Baca: Lihat Presiden Jalan Kaki karena Terjebak Macet, Kapolri Pun Turun dari Mobil Ikut Mendampingi
"Semua komisi tidak bisa masuk pada satuan tiga. Mau beli senjata, kami enggak bisa nanya berapa pucuk, jenisnya apa, kalibernya berapa, harga berapa. Itu merupakan satu titik lemah. Sehingga kami tidak tahu tiba-tiba datang (senjatanya)," ujar Supiadin di Kompleks Parlemen, Senayan, Jakarta, Rabu (4/10/2017).
Padahal, kata dia, dulu DPR pernah diberi kewenangan membahas hingga satuan tiga. Namun karena sempat ada kasus mark up yang dilakukan salah satu anggota DPR beberapa waktu silam, maka kewenangan tersebut dihapuskan.
Menurut dia, seharusnya DPR kembali bisa dilibatkan hingga pembahasan satuan tiga. Sehingga anggaran benar-benar terkontrol hingga keperluan yang terkecil.
"Kami enggak sampai yang kecil-kecil kayak 1 sen, enggak lah. Tapi beli senjata jenisnya apa, untuk apa beli, terus siapa yang mau dilawan," ucap politisi Partai Nasdem itu.
Adapun terkait isu polemik senjata, Supiadin menilai perlu ada kerja sama antara Komisi I yang membidangi pertahanan dan Komisi III yang membidangi hukum, khususnya pada penganggaran menyangkut senjata.
Sehingga, Komisi I juga bisa mengetahui senjata yang diadakan Polri.
Namun, untuk koordinasi gabungan lebih mendalam, Supiadin mengatakan pihaknya menunggu hasil keputusan Menteri Koordinator Bidang Politik, Hukum dan Keamanan Wiranto yang mengumpulkan institusi-institusi di bawahnya terkait polemik senjata ini.
"Baru nanti kami akan pikirkan bagaimana membangun solusi ke depan agar semua ini tidak terjadi lagi," ujarnya.
Panglima TNI Jenderal Gatot Nurmantyo sebelumnya menyebut adanya institusi nonmiliter yang membeli 5.000 pucuk senjata.
Pernyataan soal 5.000 pucuk itu disampaikan secara tertutup dalam pertemuan Panglima TNI dengan para purnawirawan padapekan lalu.
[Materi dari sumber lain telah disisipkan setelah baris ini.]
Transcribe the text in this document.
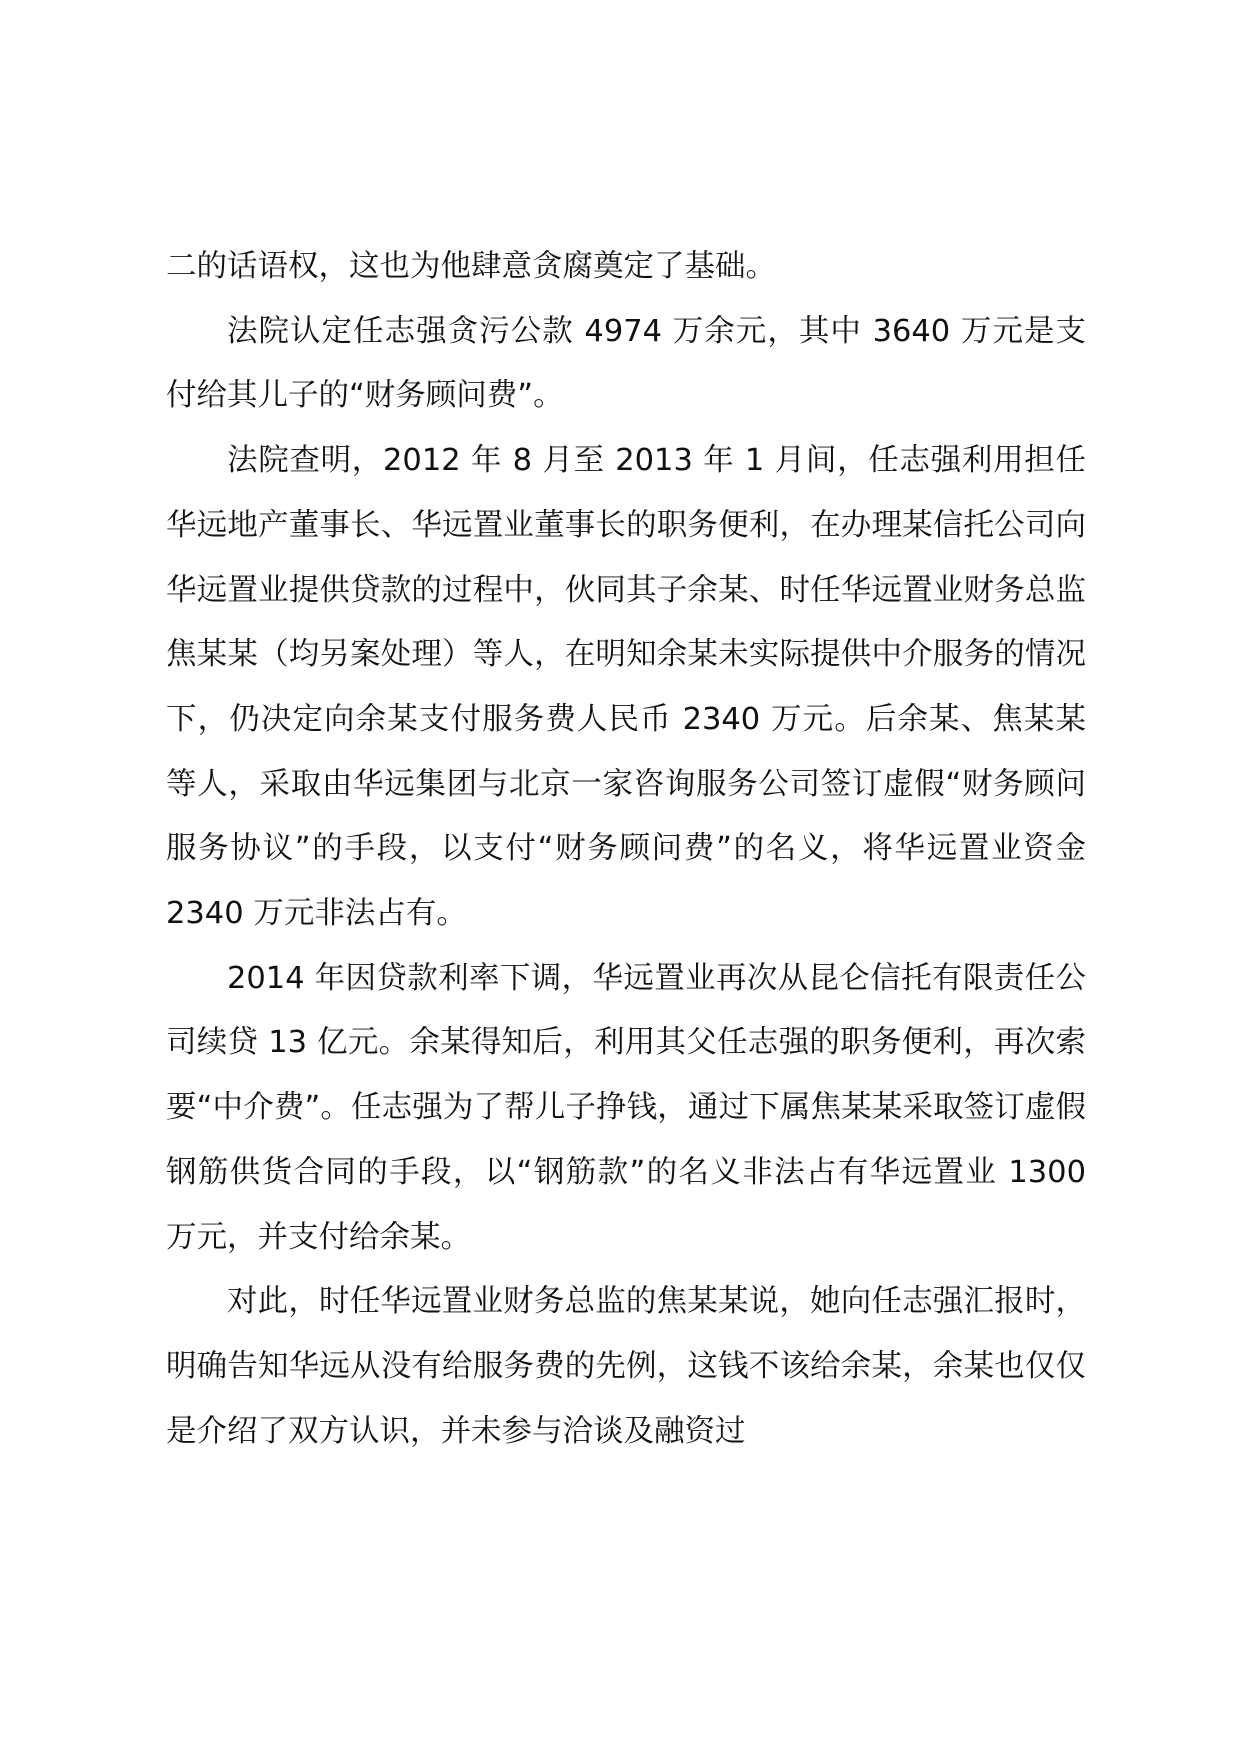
二的话语权，这也为他肆意贪腐奠定了基础。

法院认定任志强贪污公款 4974 万余元，其中 3640 万元是支付给其儿子的“财务顾问费”。

法院查明，2012 年 8 月至 2013 年 1 月间，任志强利用担任华远地产董事长、华远置业董事长的职务便利，在办理某信托公司向华远置业提供贷款的过程中，伙同其子余某、时任华远置业财务总监焦某某（均另案处理）等人，在明知余某未实际提供中介服务的情况下，仍决定向余某支付服务费人民币 2340 万元。后余某、焦某某等人，采取由华远集团与北京一家咨询服务公司签订虚假“财务顾问服务协议”的手段，以支付“财务顾问费”的名义，将华远置业资金 2340 万元非法占有。

2014 年因贷款利率下调，华远置业再次从昆仑信托有限责任公司续贷 13 亿元。余某得知后，利用其父任志强的职务便利，再次索要“中介费”。任志强为了帮儿子挣钱，通过下属焦某某采取签订虚假钢筋供货合同的手段，以“钢筋款”的名义非法占有华远置业 1300 万元，并支付给余某。

对此，时任华远置业财务总监的焦某某说，她向任志强汇报时，明确告知华远从没有给服务费的先例，这钱不该给余某，余某也仅仅是介绍了双方认识，并未参与洽谈及融资过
Namun, rekaman pembicaraan tersebut bocor ke media sosial.
Menteri Koordinator bidang Politik Hukum dan Keamanan Wiranto sudah meluruskan informasi yang disampaikan Panglima TNI.
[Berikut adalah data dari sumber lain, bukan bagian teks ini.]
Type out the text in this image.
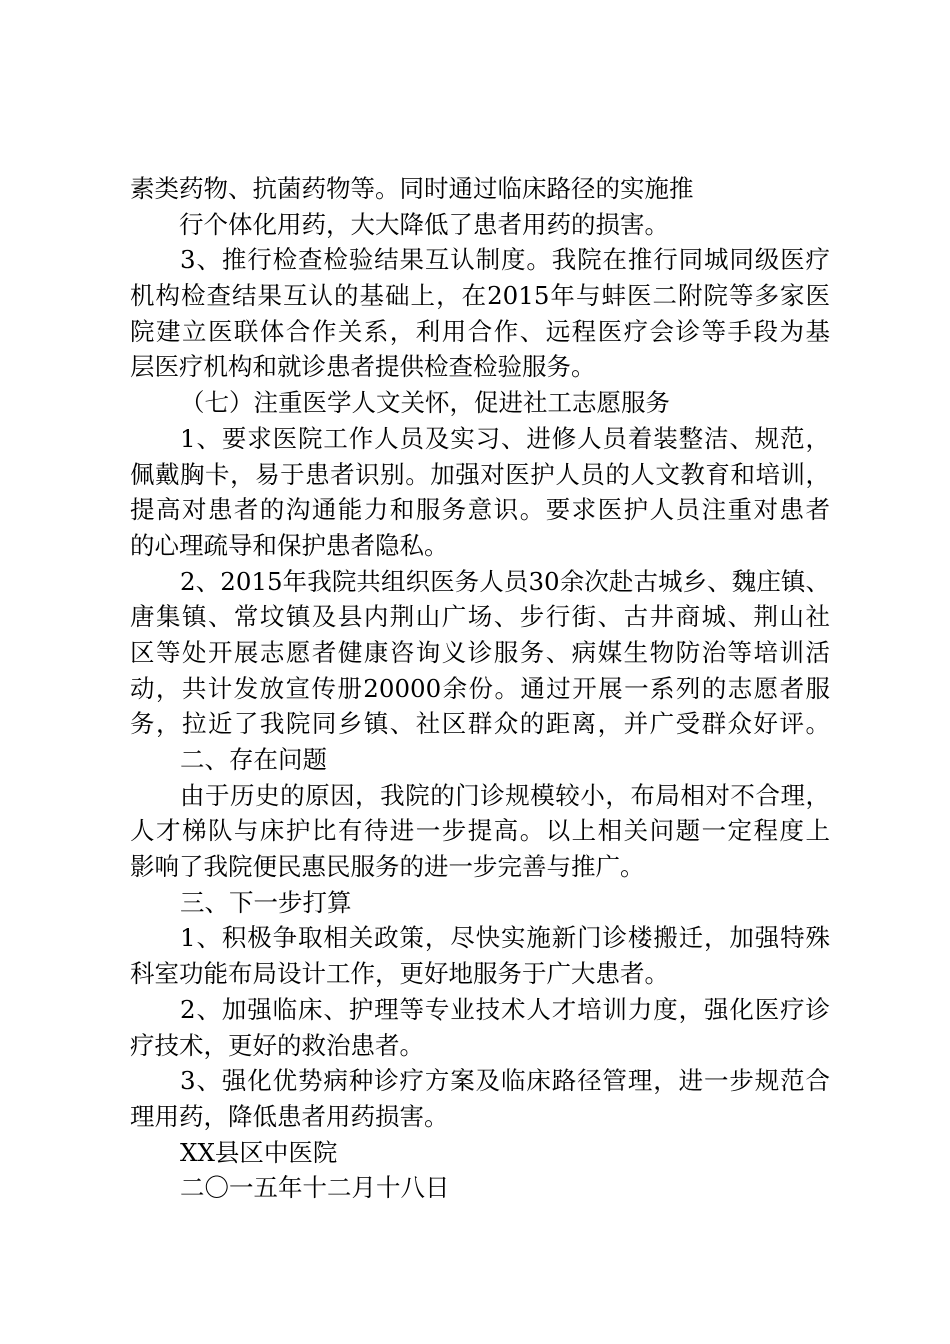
素类药物、抗菌药物等。同时通过临床路径的实施推
行个体化用药，大大降低了患者用药的损害。
3、推行检查检验结果互认制度。我院在推行同城同级医疗
机构检查结果互认的基础上，在2015年与蚌医二附院等多家医
院建立医联体合作关系，利用合作、远程医疗会诊等手段为基
层医疗机构和就诊患者提供检查检验服务。
（七）注重医学人文关怀，促进社工志愿服务
1、要求医院工作人员及实习、进修人员着装整洁、规范，
佩戴胸卡，易于患者识别。加强对医护人员的人文教育和培训，
提高对患者的沟通能力和服务意识。要求医护人员注重对患者
的心理疏导和保护患者隐私。
2、2015年我院共组织医务人员30余次赴古城乡、魏庄镇、
唐集镇、常坟镇及县内荆山广场、步行街、古井商城、荆山社
区等处开展志愿者健康咨询义诊服务、病媒生物防治等培训活
动，共计发放宣传册20000余份。通过开展一系列的志愿者服
务，拉近了我院同乡镇、社区群众的距离，并广受群众好评。
二、存在问题
由于历史的原因，我院的门诊规模较小，布局相对不合理，
人才梯队与床护比有待进一步提高。以上相关问题一定程度上
影响了我院便民惠民服务的进一步完善与推广。
三、下一步打算
1、积极争取相关政策，尽快实施新门诊楼搬迁，加强特殊
科室功能布局设计工作，更好地服务于广大患者。
2、加强临床、护理等专业技术人才培训力度，强化医疗诊
疗技术，更好的救治患者。
3、强化优势病种诊疗方案及临床路径管理，进一步规范合
理用药，降低患者用药损害。
XX县区中医院
二〇一五年十二月十八日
Menurut dia, memang ada pembelian senjata oleh Badan Intelijen Negara (BIN) kepada PT Pindad sebanyak 500 pucuk, bukan 5.000 pucuk.
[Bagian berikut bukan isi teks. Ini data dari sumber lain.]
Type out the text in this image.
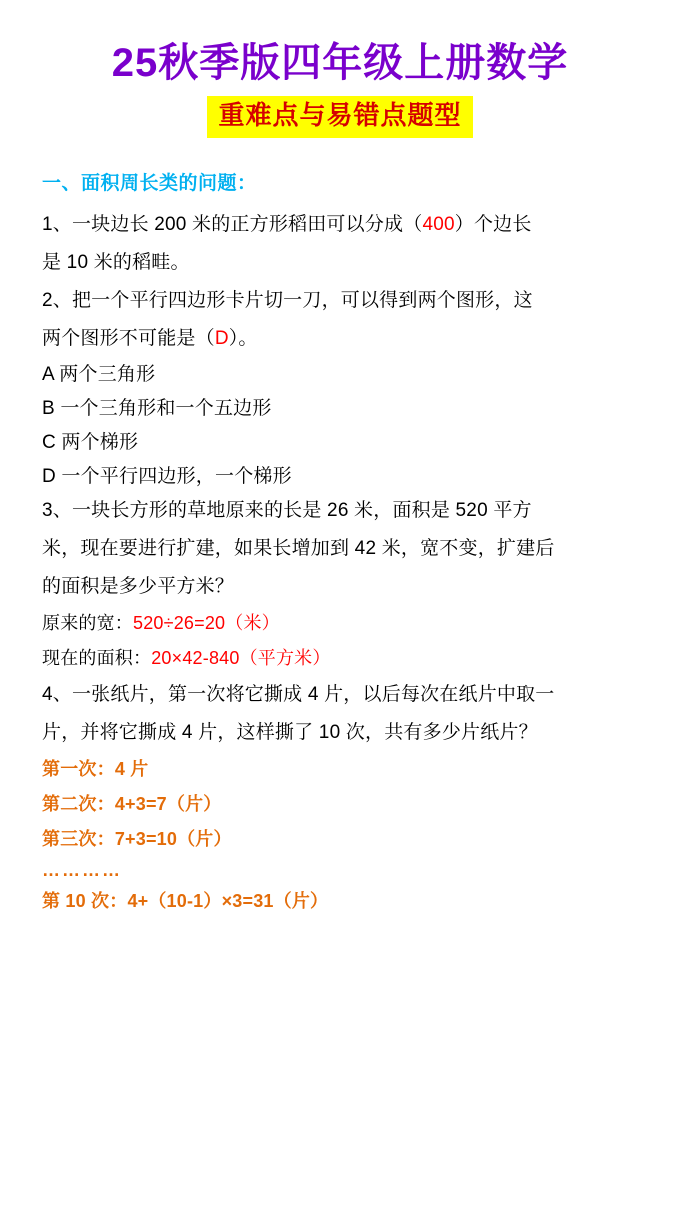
25秋季版四年级上册数学
重难点与易错点题型
一、面积周长类的问题：
1、一块边长 200 米的正方形稻田可以分成（400）个边长
是 10 米的稻畦。
2、把一个平行四边形卡片切一刀，可以得到两个图形，这
两个图形不可能是（D）。
A 两个三角形
B 一个三角形和一个五边形
C 两个梯形
D 一个平行四边形，一个梯形
3、一块长方形的草地原来的长是 26 米，面积是 520 平方
米，现在要进行扩建，如果长增加到 42 米，宽不变，扩建后
的面积是多少平方米？
原来的宽：520÷26=20（米）
现在的面积：20×42-840（平方米）
4、一张纸片，第一次将它撕成 4 片，以后每次在纸片中取一
片，并将它撕成 4 片，这样撕了 10 次，共有多少片纸片？
第一次：4 片
第二次：4+3=7（片）
第三次：7+3=10（片）
…………
第 10 次：4+（10-1）×3=31（片）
Wiranto mengakui mengakui ada kesalahan komunikasi antara Panglima dengan Kepala BIN Jenderal Budi Gunawan dan Kapolri Jenderal Pol Tito Karnavian.
Belakangan, Wiranto mengakui, ada persoalan dalam impor senjata api untuk Korps Brimob Polri. Namun, Wiranto menegaskan, dirinya tengah berupaya menyelesaikan persoalan tersebut.
"Ada masalah yang perlu kita selesaikan dengan cara musyawarah, mufakat dan koordinasi. Tugas saya sebagai Menkopolhukam atas perintah Presiden adalah mengkoordinasikan semua lembaga di bawah saya untuk sama-sama kita selesaikan," ujar Wiranto di Kompleks Museum Pancasila Sakti, Lubang Buaya, Jakarta Timur, Minggu.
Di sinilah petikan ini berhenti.